Ева не ответила. Она прижимала Митю к груди и чувствовала, как её молоко уходит, тает с каждым днём, потому что сама она уже давно не ела досыта.

— Заходите, — сказала она после долгой паузы. Слова дались тяжело. Она почти не разговаривала с соседями, а если и говорила, то только о деле — одолжить спичек, попросить соли.

Добров вошёл. Шаркающая походка, трость в правой руке, левая придерживает полы старого драпового пальто. Он оглядел каморку — голые стены, заиндевевшее окно, пустой стол, на котором стояла кружка с застывшей водой. Ева сидела на краю кровати, укрытая рваным одеялом, и кутала в него Митю.

— Топить нечем? — спросил он.

— Нет, — ответила Ева. — Дрова все ушли ещё до Нового года. Муж… его забрали, а что в сарае было, комиссия забрала. Сказали, казённое.

Добров помолчал. Потом достал из кармана пальто небольшую, перевязанную бечёвкой пачку и положил на стол.

— Возьми. Тут чай, сухари, банка сгущёнки. Немного, но дитя поест.

Ева не шелохнулась. Она смотрела на пачку так, будто это была не еда, а змея, готовая ужалить.

— Зачем вам это? — спросила она тихо.

— Затем, — он усмехнулся, но без насмешки, а скорее с какой-то горькой усталостью. — Затем, что дитя не виновато, что мир сошёл с ума.

Он развернулся и пошёл к выходу, шаркая, опираясь на трость. У порога остановился.

— Завтра, — сказал он, не оборачиваясь, — приходите ко мне. Я топлю печь. У меня тепло. И хлеб есть. Не гордость надо проявлять, Ева, когда ребёнок плачет.

— Откуда вы знаете, как меня зовут? — спросила она.

Он не ответил. Дверь за ним закрылась. Только скрип половиц затих в коридоре, и наступила тишина, нарушаемая лишь завыванием ветра в печной трубе.

Ева долго сидела, глядя на свёрток. Потом развязала бечёвку. Внутри оказались четыре сухаря, краюха чёрного хлеба, жестяная банка сгущённого молока с погнутой крышкой и пакетик с чаем — настоящим, чёрным, а не из морковки, каким спаивали в городской столовой.

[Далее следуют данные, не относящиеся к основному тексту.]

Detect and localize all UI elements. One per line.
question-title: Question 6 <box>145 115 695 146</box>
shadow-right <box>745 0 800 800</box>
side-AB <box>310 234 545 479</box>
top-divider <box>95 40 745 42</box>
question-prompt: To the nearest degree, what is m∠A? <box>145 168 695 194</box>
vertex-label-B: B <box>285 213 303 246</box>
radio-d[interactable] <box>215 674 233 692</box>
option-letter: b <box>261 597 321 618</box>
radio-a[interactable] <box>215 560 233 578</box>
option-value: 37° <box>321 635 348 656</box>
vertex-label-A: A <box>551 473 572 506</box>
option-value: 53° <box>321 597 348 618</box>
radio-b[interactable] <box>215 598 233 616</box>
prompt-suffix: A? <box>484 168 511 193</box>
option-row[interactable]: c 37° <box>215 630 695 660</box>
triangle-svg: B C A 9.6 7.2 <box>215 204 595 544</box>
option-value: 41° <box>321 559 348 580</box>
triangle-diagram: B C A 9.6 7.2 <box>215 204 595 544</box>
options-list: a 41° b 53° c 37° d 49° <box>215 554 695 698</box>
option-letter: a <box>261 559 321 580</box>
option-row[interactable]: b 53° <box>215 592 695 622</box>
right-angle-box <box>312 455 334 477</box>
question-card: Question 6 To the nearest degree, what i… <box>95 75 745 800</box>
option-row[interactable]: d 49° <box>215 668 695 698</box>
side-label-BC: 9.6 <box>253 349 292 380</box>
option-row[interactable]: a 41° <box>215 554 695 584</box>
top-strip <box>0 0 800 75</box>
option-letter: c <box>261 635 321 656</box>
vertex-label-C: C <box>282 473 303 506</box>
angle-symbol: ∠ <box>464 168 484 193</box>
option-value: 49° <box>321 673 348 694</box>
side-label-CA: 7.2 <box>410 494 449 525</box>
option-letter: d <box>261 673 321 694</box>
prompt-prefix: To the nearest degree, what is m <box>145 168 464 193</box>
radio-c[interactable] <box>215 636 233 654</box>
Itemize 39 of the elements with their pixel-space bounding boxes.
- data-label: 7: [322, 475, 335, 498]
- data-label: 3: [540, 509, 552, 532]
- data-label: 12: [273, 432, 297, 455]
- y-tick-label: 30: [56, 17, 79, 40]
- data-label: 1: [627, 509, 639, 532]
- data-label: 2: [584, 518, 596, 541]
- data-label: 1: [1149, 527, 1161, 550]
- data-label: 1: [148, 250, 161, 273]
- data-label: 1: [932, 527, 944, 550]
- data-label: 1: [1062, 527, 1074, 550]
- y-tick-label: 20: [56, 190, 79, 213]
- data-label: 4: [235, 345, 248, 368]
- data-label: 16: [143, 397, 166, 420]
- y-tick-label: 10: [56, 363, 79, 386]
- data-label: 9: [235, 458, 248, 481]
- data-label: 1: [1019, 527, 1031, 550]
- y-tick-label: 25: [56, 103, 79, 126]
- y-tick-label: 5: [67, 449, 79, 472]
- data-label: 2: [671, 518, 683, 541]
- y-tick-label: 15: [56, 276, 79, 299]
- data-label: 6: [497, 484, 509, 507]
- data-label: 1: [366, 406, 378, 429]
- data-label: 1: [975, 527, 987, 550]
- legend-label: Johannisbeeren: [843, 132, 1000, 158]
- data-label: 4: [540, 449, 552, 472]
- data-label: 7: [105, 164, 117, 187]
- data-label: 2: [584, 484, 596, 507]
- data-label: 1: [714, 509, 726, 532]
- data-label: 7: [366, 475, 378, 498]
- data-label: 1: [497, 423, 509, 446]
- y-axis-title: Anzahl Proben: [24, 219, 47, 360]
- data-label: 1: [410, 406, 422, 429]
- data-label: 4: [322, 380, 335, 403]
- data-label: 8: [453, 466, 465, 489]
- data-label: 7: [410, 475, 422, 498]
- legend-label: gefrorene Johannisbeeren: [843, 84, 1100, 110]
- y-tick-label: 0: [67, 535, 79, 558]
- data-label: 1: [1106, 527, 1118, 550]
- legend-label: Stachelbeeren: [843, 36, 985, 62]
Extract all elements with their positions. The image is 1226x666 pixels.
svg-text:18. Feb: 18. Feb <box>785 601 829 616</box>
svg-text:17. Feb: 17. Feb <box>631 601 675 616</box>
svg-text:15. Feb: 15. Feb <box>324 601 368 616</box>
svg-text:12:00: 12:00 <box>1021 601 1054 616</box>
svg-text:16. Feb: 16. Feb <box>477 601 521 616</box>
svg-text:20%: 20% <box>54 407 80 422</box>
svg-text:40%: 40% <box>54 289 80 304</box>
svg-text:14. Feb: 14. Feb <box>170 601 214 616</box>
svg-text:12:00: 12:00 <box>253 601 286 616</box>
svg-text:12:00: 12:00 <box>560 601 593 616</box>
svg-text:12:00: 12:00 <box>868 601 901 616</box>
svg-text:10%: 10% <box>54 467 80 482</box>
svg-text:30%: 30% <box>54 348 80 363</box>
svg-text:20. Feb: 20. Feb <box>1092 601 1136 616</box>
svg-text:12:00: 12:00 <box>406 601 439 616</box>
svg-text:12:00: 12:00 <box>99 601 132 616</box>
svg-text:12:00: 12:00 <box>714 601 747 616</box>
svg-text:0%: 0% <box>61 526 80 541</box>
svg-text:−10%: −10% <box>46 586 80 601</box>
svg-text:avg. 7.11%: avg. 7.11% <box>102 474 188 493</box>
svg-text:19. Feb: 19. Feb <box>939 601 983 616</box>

Она открыла банку, налила немного молока в кружку, разбавила водой, подогретой на керосинке, которую чудом не забрали. Митя пил жадно, захлёбываясь, и Ева гладила его по спинке, а сама смотрела на дверь, за которой скрылся этот странный, нелюдимый человек с добрыми глазами.


Добров

На следующий день она не пошла к нему. Стыдно было. Гордость, о которой он говорил, сидела в ней крепко, въелась в самые кости, как ревматизм. Она терпела холод, сосала сухарь, размачивая его в воде, и поила Митю разведённым сгущённым молоком, которого хватило ещё на день. А на третий день, когда в каморке стало так холодно, что она видела свой собственный пар, а Митя перестал плакать и только кряхтел слабо, как замерзающий птенец, она собралась и пошла.

Дверь в комнату Доброва была приоткрыта, как будто он ждал. Ева вошла и остановилась на пороге. У него было тепло. Печь, большая, чугунная, раскалилась до красна, и воздух в комнате был сухим, пахло дровами, кислой капустой и ещё чем-то незнакомым — то ли старыми книгами, то ли чернилами.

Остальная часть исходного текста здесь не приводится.